Sherlock Holmes Was Wrong
- First U.S. edition cover
- Author: Pierre Bayard
- Original title: L'affaire du Chien des Baskerville
- Translator: Charlotte Mandell
- Language: French
- Genre: Literary criticism
- Publisher: Bloomsbury USA (English translation)
- Publication place: France
- Published in English: November 2008
- Pages: 208
- ISBN: 978-1-59691-605-0
- OCLC: 216941820
- Dewey Decimal: 823.912 22
- LC Class: PR4622.H63 B3913 2008

= Sherlock Holmes Was Wrong =

2007 book by Pierre Bayard

Sherlock Holmes was Wrong: Re-opening the Case of the "Hound of the Baskervilles" is a 2007 book by French professor of literature, psychoanalyst, and author Pierre Bayard.

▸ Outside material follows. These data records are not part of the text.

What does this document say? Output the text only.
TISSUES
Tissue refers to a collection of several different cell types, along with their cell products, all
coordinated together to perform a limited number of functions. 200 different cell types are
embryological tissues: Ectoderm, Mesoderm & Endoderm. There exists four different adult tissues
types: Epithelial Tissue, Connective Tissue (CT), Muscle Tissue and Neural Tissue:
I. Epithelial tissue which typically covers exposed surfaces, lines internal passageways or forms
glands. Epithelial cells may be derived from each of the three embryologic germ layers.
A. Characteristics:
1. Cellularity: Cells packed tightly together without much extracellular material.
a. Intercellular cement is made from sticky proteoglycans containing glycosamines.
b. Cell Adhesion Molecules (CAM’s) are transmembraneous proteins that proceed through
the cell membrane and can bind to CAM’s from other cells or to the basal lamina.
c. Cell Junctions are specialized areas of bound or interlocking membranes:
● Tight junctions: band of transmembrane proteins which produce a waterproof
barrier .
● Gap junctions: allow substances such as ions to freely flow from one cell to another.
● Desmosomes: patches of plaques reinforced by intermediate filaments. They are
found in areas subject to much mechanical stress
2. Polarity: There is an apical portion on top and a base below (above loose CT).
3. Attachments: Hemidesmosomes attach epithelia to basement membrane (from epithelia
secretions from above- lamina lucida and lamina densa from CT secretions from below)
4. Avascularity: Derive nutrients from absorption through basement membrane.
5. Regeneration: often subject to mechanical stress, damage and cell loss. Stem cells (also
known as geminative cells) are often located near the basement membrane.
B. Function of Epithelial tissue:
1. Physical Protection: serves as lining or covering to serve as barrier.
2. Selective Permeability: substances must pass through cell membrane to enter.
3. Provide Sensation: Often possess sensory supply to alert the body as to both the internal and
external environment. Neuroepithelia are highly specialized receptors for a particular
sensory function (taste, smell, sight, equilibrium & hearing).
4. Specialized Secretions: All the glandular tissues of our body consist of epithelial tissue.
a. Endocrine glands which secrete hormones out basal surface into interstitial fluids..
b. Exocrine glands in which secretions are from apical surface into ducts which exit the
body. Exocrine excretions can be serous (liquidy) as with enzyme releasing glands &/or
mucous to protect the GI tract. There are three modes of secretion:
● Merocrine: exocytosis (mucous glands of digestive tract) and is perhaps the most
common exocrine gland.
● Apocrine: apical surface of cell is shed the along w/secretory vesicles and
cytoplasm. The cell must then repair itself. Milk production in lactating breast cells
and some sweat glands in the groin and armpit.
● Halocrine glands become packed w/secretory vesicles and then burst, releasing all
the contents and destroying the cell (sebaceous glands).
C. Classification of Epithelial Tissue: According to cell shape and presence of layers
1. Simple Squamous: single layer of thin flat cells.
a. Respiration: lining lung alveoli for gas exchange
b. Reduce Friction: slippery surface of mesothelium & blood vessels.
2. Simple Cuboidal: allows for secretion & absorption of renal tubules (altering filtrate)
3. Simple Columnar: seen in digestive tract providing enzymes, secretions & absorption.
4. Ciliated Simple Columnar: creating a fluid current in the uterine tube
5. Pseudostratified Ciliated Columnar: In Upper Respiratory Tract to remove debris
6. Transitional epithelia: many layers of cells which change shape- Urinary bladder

By re-examining the clues and interpreting them in the context in which Arthur Conan Doyle's book The Hound of the Baskervilles was conceived and written, Bayard clears the hound of all wrongdoing and argues that the actual murderer got away with the crime completely unsuspected by Sherlock Holmes—not to mention by the numerous readers of the story over the past century and even, in a sense, by the author himself.

The book was originally written in French.

==Critical reception==
The University of Illinois' The Online Gargoyle wrote in its review that the premise of the book "is original, but it is annoying in its uncreative, hole-poking nature."